There’s a growing literature on this that I won’t be able to do justice to here, but I’ll briefly share some of my personal hot takes on exciting directions:
Mediator AIs (see related discussion above). These could reduce transaction costs (for finding a cooperative solution) and provide a workaround to the issue of asymmetrical information, both of which can be major drivers of conflicts between people and groups. This can be helpful for improving decision-making generally but, per the subject of this blog post, it can be helpful in negotiating solutions to AI-related issues. For example, legislators from different parties in one country could use such an AI to help them find common ground in addressing the labor market impacts of AI, or multiple countries could do so when negotiating an agreement on AI safety.
Advisor AIs.
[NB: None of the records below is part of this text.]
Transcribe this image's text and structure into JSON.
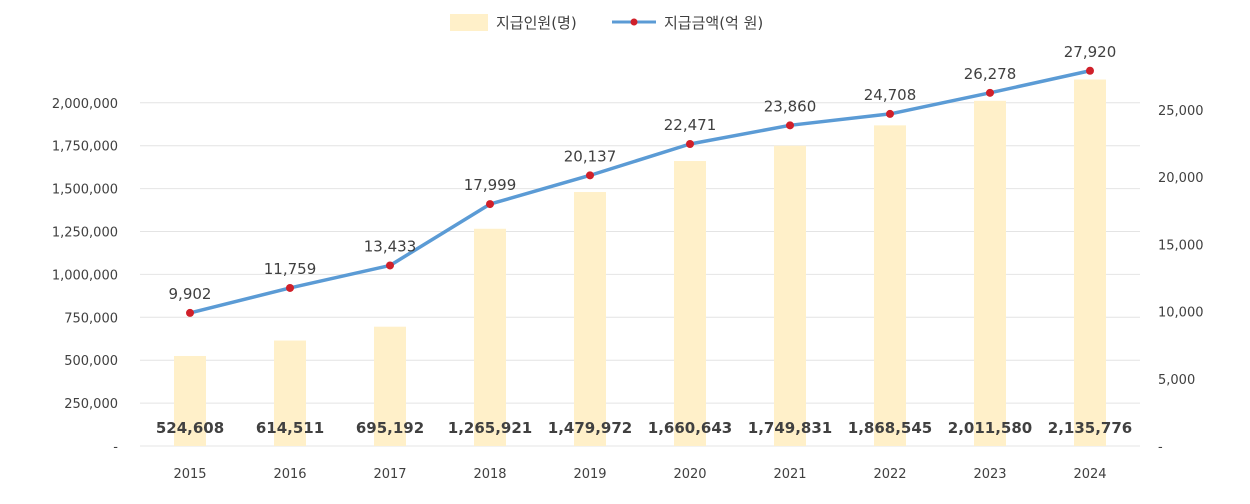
{
  "legend": {
    "bar_label": "지급인원(명)",
    "line_label": "지급금액(억 원)",
    "placement": "top-center"
  },
  "colors": {
    "bar": "#fff0c9",
    "line": "#5b9bd5",
    "marker": "#d0202a",
    "grid": "#e4e4e4",
    "text": "#404040"
  },
  "chart_data": {
    "type": "bar",
    "categories": [
      "2015",
      "2016",
      "2017",
      "2018",
      "2019",
      "2020",
      "2021",
      "2022",
      "2023",
      "2024"
    ],
    "series": [
      {
        "name": "지급인원(명)",
        "type": "bar",
        "axis": "left",
        "values": [
          524608,
          614511,
          695192,
          1265921,
          1479972,
          1660643,
          1749831,
          1868545,
          2011580,
          2135776
        ],
        "value_labels": [
          "524,608",
          "614,511",
          "695,192",
          "1,265,921",
          "1,479,972",
          "1,660,643",
          "1,749,831",
          "1,868,545",
          "2,011,580",
          "2,135,776"
        ]
      },
      {
        "name": "지급금액(억 원)",
        "type": "line",
        "axis": "right",
        "values": [
          9902,
          11759,
          13433,
          17999,
          20137,
          22471,
          23860,
          24708,
          26278,
          27920
        ],
        "value_labels": [
          "9,902",
          "11,759",
          "13,433",
          "17,999",
          "20,137",
          "22,471",
          "23,860",
          "24,708",
          "26,278",
          "27,920"
        ]
      }
    ],
    "y_left": {
      "range": [
        0,
        2250000
      ],
      "ticks": [
        0,
        250000,
        500000,
        750000,
        1000000,
        1250000,
        1500000,
        1750000,
        2000000
      ],
      "tick_labels": [
        "-",
        "250,000",
        "500,000",
        "750,000",
        "1,000,000",
        "1,250,000",
        "1,500,000",
        "1,750,000",
        "2,000,000"
      ]
    },
    "y_right": {
      "range": [
        0,
        27000
      ],
      "ticks": [
        0,
        5000,
        10000,
        15000,
        20000,
        25000
      ],
      "tick_labels": [
        "-",
        "5,000",
        "10,000",
        "15,000",
        "20,000",
        "25,000"
      ]
    },
    "grid": true
  }
}
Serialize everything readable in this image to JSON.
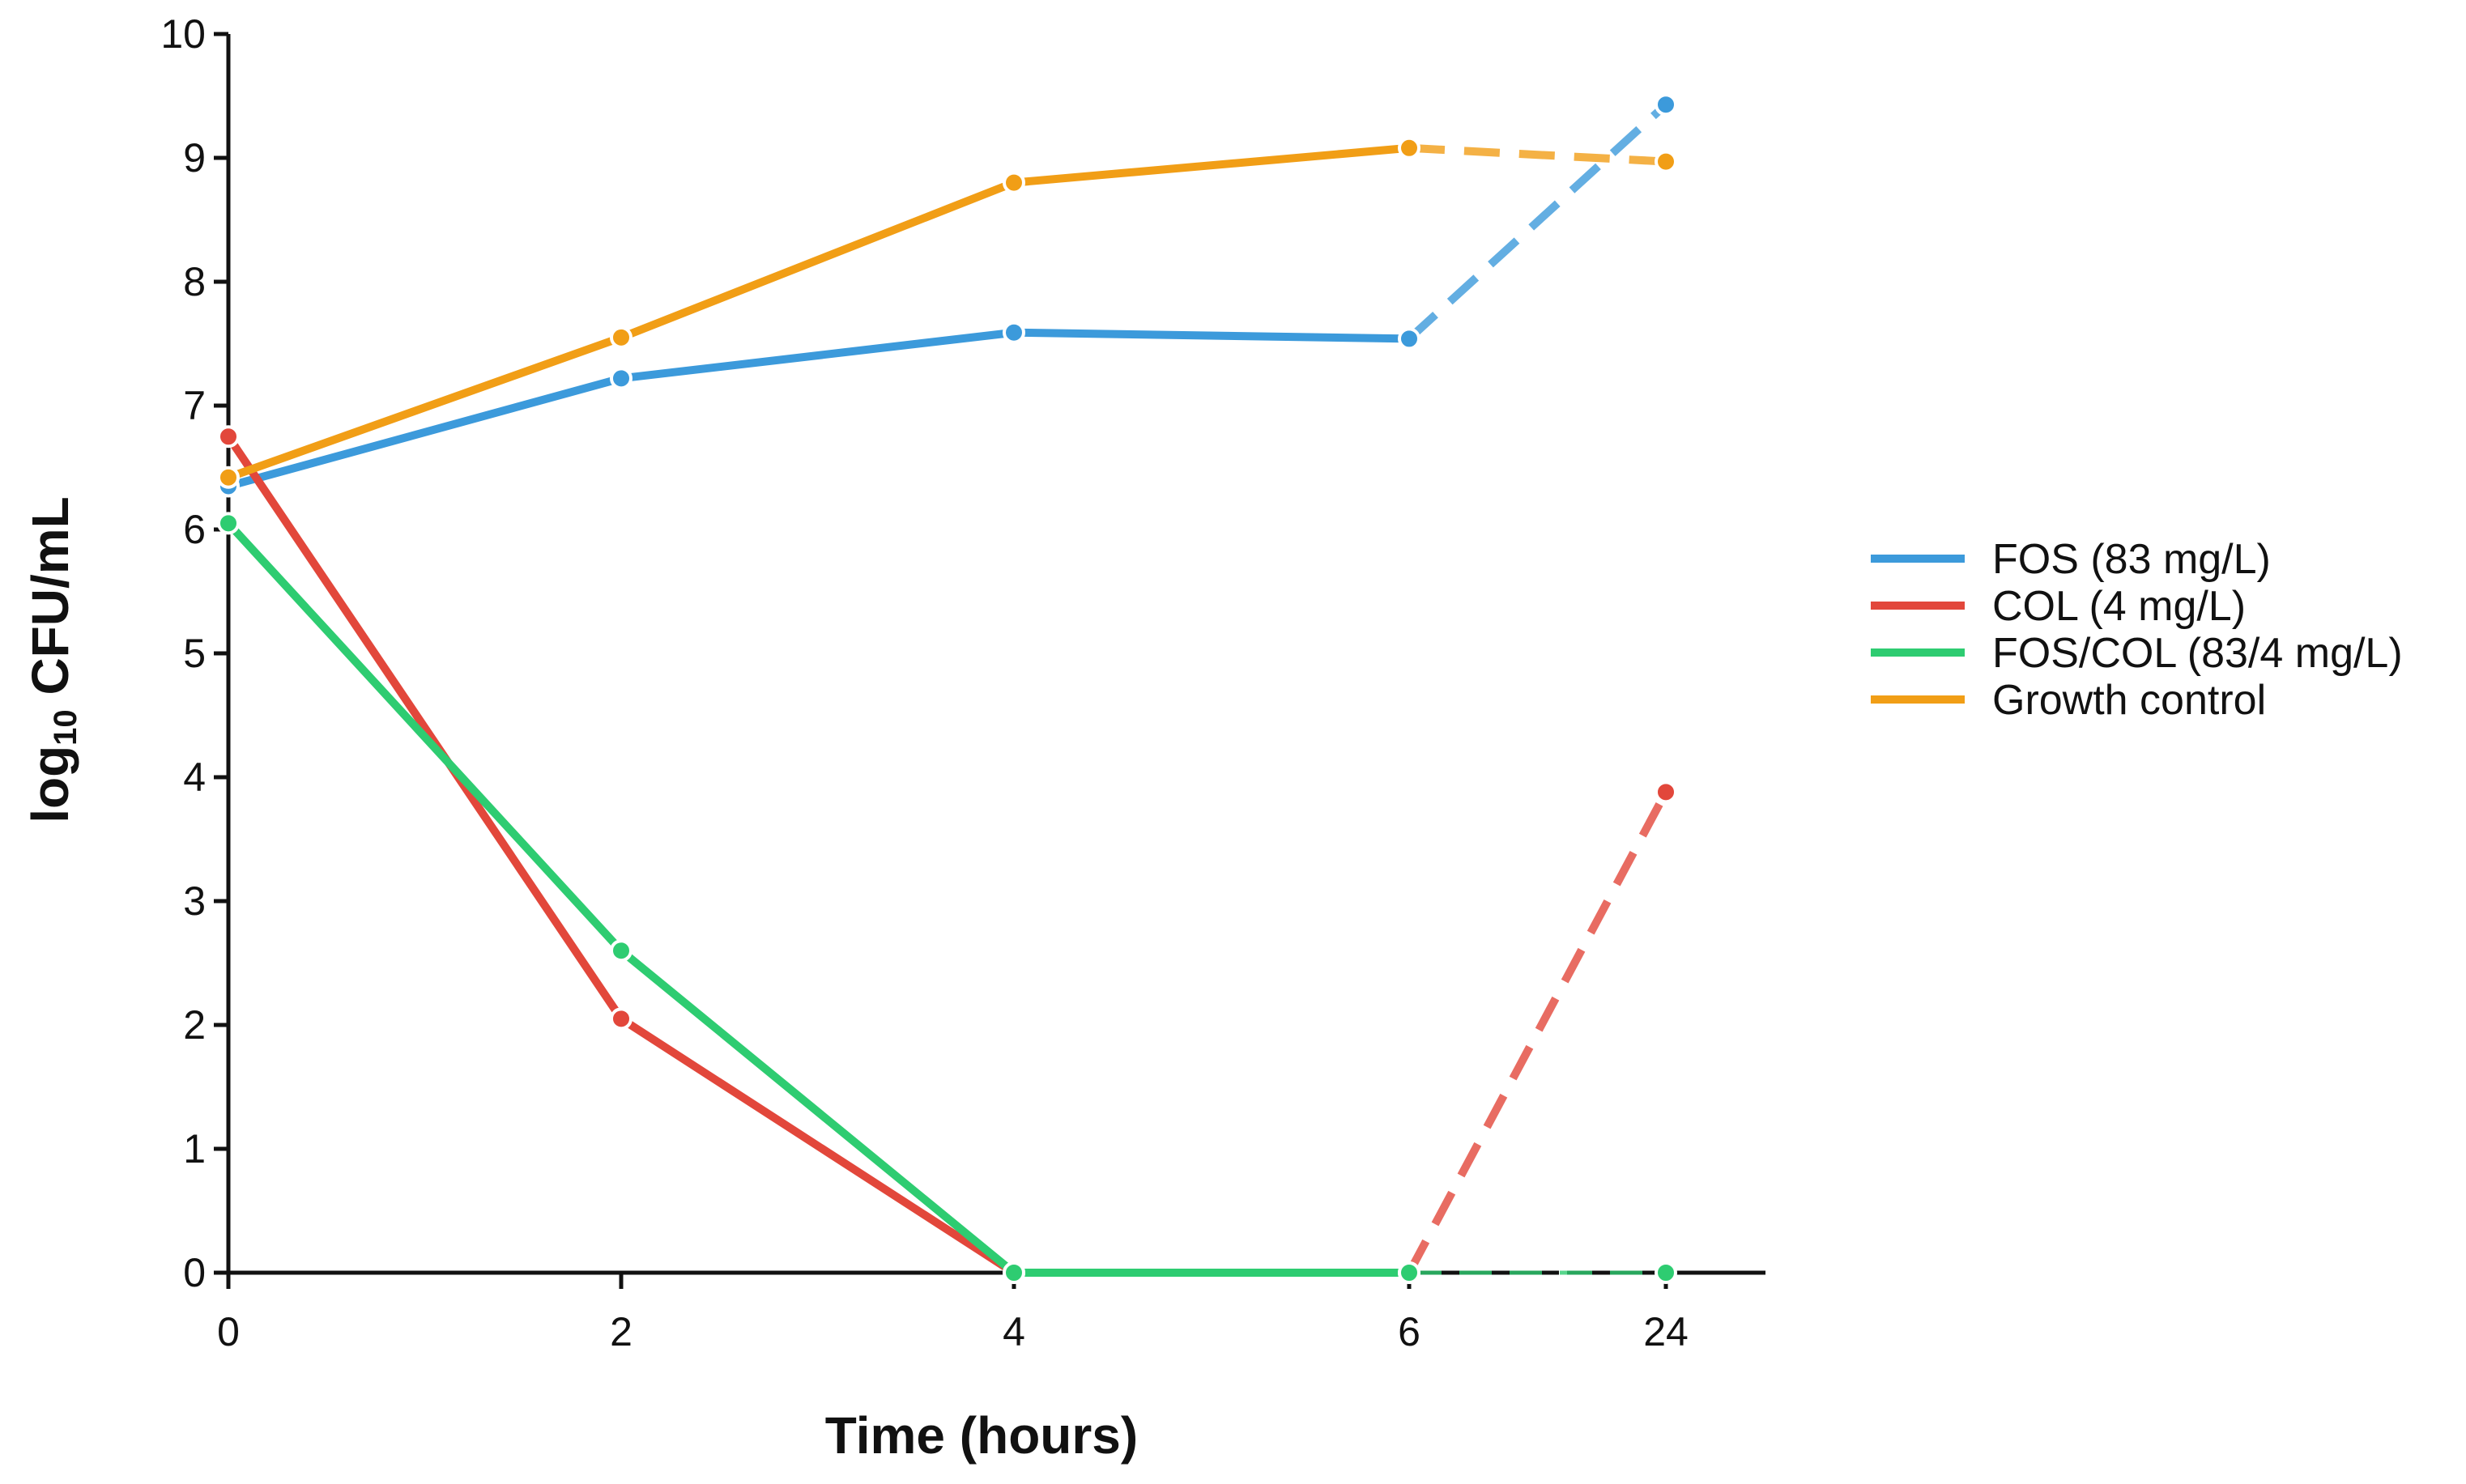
{
  "chart_data": {
    "type": "line",
    "title": "",
    "xlabel": "Time (hours)",
    "ylabel_main": "log",
    "ylabel_sub": "10",
    "ylabel_rest": " CFU/mL",
    "x": [
      "0",
      "2",
      "4",
      "6",
      "24"
    ],
    "yticks": [
      "0",
      "1",
      "2",
      "3",
      "4",
      "5",
      "6",
      "7",
      "8",
      "9",
      "10"
    ],
    "ylim": [
      0,
      10
    ],
    "dashed_from_index": 3,
    "series": [
      {
        "name": "FOS (83 mg/L)",
        "color": "#3C9ADB",
        "values": [
          6.35,
          7.22,
          7.59,
          7.54,
          9.43
        ]
      },
      {
        "name": "COL (4 mg/L)",
        "color": "#E2473B",
        "values": [
          6.75,
          2.05,
          0,
          0,
          3.88
        ]
      },
      {
        "name": "FOS/COL (83/4 mg/L)",
        "color": "#2ECC71",
        "values": [
          6.05,
          2.6,
          0,
          0,
          0
        ]
      },
      {
        "name": "Growth control",
        "color": "#F19E16",
        "values": [
          6.42,
          7.55,
          8.8,
          9.08,
          8.97
        ]
      }
    ],
    "legend_position": "right"
  }
}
While everything is getting disrupted (in good and bad ways) by AI, human decision-makers will have an increasingly intelligent source of advice during this process – AI. The intelligence on these advisor AIs can be cranked up for especially high stakes decisions with more test-time compute, as discussed above. I’m particularly excited about the use of AI to help humans avoid groupthink in collective decision-making settings.
Simulator AIs. Increasingly realistic simulations of humans (and AIs) in various situations can be carried out, again leveraging AI, in order to think through novel situations. If appropriately designed and used, these simulator AIs could be particularly useful in uncovering simulations that challenge decision-makers’ assumptions about how things might play out, and which help surface creative solutions that wouldn’t have been considered otherwise.
None of these use cases is being treated as an urgent area to invest and innovate today, so they are quite speculative right now. But we (you?) could change that. The underlying “base” AI capabilities will be there eventually, but will the ideal model behavior be well-studied? Will the right UX have been discovered? Will there be promising pilot experiments that motivate more investment, and consideration of high-profile uses?
Conclusion
I’ve given three reasons that AI could help us govern AI, besides the fact that it’s a general purpose technology. That doesn’t mean that it actually will be used to the maximum possible extent (or anywhere close to that). I’d also like to see more systematic philanthropic and government support for these kinds of applications; more work on these applications by people in academia, civil society, and industry who have the freedom to do so; and more analysis of policy levers for increasing fraction of compute applied towards defensive and beneficial uses of AI rather than malicious and harmful uses.